Rather than stop at one program, Mana went Full Stack and signed up for both the UX and UI Designer Professional programs together. “I wanted to get the full design experience,” she says. It’s a good thing, too, because she never would have discovered her latest artistic skill if it wasn’t for going Full Stack.
An Illustrator is born
After six months of intense class, group and client work, Mana looks back on her RED experience as the biggest influencer in changing her future. “It gave me the opportunity to meet people who were in the UX and UI field, to connect with people, to meet all these amazing instructors,” Mana says. “And it opened a lot of doors for me.”
One of those doors was an entirely new hands-on creative outlet. “I always thought illustrations were really cool but I never thought about how you would go about doing one,” Mana says. Luckily, with two or three UI courses focused on using Illustrator, she didn’t just become familiar with the art—she got excited about it. “It was completely my instructor, Fiona,” Mana insists. “The way she simplified it made it seem like something I can actually do.” Pairing students up with each other, Fiona demonstrated how to trace a photo of someone using Illustrator and had them take a crack at it.
Mana was so intrigued, soon she was finding ways to practice her new skill. “When I was creating my portfolio I didn’t just want to use a picture for my ‘about me’ page, so I illustrated myself,” she says. It only grew from there. “I did a 30 day challenge, where I illustrated one of my friends every day. I got really fast at it, and started thinking about all the things I could do in the future.” Umm, did we just hear Mana say ‘future’?
Creative career FTW
Less than a year later, Mana is five months into her role as Product Designer at Venngage in Toronto, where she’s in charge of improving the usability of a design tool for non-designers. She gets to be creative every day in her work, from research phase to sketching phase to innovative problem solving. “I really like my job, I’m learning a lot,” Mana says. “I already have so many responsibilities, which means I get to prove myself and take ownership without being micromanaged. Plus, I’m a designer working on a design tool, so that makes it really fun!”

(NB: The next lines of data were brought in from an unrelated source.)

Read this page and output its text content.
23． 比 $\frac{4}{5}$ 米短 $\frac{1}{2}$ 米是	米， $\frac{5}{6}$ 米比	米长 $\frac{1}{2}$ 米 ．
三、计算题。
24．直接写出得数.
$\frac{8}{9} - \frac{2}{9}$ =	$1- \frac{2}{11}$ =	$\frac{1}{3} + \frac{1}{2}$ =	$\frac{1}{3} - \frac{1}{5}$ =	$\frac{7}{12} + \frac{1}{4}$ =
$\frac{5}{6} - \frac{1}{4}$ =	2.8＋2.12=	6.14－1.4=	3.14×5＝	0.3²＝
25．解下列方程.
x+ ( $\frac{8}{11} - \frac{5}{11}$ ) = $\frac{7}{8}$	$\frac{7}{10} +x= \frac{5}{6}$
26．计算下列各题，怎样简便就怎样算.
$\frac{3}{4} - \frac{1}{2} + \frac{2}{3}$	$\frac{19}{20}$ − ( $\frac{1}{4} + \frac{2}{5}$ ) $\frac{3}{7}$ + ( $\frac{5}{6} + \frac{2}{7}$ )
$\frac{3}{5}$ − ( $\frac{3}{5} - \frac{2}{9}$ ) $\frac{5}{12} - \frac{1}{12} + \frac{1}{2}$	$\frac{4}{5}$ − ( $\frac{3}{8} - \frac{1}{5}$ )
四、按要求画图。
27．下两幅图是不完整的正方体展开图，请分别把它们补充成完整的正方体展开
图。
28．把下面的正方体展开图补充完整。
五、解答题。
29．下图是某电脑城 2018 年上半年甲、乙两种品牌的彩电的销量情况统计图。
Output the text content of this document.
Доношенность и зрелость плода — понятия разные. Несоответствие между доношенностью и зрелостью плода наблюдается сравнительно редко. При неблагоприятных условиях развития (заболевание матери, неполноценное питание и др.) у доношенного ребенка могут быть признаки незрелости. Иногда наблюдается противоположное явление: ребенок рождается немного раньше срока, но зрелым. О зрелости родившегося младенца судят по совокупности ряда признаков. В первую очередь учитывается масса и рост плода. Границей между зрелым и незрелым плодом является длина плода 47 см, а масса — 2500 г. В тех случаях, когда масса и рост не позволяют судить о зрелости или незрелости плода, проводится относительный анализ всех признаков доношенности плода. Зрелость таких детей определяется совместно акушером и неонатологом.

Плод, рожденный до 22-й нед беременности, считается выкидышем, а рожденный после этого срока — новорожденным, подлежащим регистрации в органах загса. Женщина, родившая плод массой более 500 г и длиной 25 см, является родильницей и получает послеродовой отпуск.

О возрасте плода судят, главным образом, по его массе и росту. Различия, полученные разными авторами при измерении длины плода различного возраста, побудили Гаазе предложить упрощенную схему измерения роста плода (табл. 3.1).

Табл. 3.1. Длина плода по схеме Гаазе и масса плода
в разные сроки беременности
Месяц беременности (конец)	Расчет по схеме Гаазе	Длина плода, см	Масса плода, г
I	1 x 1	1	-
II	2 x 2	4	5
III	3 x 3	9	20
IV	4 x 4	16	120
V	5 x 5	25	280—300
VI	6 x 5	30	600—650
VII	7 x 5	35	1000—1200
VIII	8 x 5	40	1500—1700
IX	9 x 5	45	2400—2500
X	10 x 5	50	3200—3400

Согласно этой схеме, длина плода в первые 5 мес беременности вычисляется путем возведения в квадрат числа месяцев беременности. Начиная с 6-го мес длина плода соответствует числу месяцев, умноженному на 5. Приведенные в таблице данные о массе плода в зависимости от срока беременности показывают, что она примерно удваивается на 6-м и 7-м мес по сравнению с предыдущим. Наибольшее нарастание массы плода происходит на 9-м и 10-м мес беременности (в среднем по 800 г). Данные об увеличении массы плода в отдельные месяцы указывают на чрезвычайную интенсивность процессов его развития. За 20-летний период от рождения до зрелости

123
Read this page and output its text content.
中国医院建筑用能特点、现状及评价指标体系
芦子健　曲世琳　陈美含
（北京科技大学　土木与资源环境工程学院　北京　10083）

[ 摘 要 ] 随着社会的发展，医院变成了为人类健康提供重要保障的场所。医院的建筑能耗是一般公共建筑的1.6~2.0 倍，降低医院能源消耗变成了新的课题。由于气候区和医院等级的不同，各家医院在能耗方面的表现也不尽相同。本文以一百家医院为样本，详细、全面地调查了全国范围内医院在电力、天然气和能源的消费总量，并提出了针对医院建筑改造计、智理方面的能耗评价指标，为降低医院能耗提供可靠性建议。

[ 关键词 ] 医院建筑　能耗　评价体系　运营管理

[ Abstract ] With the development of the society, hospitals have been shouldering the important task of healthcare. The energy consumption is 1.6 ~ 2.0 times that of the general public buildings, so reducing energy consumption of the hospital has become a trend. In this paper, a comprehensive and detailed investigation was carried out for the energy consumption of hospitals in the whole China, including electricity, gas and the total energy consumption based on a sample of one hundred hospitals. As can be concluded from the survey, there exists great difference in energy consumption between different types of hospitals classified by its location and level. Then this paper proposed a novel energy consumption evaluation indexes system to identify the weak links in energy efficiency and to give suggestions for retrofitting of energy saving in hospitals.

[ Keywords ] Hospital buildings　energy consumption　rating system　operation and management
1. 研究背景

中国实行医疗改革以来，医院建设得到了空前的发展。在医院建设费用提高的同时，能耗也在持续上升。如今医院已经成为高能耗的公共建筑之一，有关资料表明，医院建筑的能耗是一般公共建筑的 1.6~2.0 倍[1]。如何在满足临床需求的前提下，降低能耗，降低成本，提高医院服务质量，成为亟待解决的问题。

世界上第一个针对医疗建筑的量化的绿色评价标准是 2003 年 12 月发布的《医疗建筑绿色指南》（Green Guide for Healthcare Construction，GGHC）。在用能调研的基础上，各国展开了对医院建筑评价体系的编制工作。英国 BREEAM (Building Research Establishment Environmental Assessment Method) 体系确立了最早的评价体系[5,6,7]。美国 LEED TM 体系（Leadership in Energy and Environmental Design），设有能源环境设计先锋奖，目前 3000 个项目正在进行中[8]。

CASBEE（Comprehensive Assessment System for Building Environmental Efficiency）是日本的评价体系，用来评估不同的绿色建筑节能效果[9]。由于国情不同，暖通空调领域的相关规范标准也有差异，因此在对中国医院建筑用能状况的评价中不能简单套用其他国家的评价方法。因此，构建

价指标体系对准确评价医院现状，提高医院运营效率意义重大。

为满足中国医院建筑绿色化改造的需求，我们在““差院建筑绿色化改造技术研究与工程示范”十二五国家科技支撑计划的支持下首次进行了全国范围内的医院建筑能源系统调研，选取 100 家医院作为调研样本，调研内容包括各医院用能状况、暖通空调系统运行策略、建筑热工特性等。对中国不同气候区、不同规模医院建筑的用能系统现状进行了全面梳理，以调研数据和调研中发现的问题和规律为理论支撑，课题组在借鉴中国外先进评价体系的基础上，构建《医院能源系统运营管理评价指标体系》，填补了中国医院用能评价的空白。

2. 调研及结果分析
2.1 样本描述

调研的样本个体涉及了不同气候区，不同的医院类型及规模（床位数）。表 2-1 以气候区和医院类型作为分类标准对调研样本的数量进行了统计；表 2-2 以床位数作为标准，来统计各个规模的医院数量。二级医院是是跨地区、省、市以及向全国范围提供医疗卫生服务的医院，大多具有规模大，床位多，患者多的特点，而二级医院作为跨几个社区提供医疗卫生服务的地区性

That’s not the only fun part of her job. “The culture here is great, we have a fridge with beer—very similar to RED, with very chill people,” Mana says. “I’ve made a lot of friends.”
And her illustration skills have come in rather handy—she just finished illustrating every one of her coworkers for the ‘About’ page of the company website. “It took so long—we’re growing a lot, so every week when I think I’m done three more people join!” she laughs.
Opportunities to grow new skills just keep on coming. There’s another illustration project in the works for her, and Mana just signed up to speak at her first conference—albeit, with a little hesitancy. “Our Head of Marketing asked me if I’d thought about speaking, and I said ‘yeah, down the road!’” Mana tells. “And her response was ‘How about not down the road?’” Mana will take the stage to speak about creating engaging visuals for reports to an audience of consultants and marketers at The Paraplanner Conference in June.
A whole new view on the future
Reflecting on how much her life has changed, Mana is amazed. “It’s just crazy to me how different a year ago is,” she says. “I didn’t think work life would be so enjoyable, or that I would be such good friends with everyone that I’m working with.”
Thanks to that mindshift in San Francisco, and Mana’s decision to act on it, she has a whole new view of what lies ahead. “When I graduated from university I wouldn’t even think about my future—it was too scary,” she says. “But once I started RED, I was no longer terrified. I can see the possibilities of where the future will take me, and I’m excited.”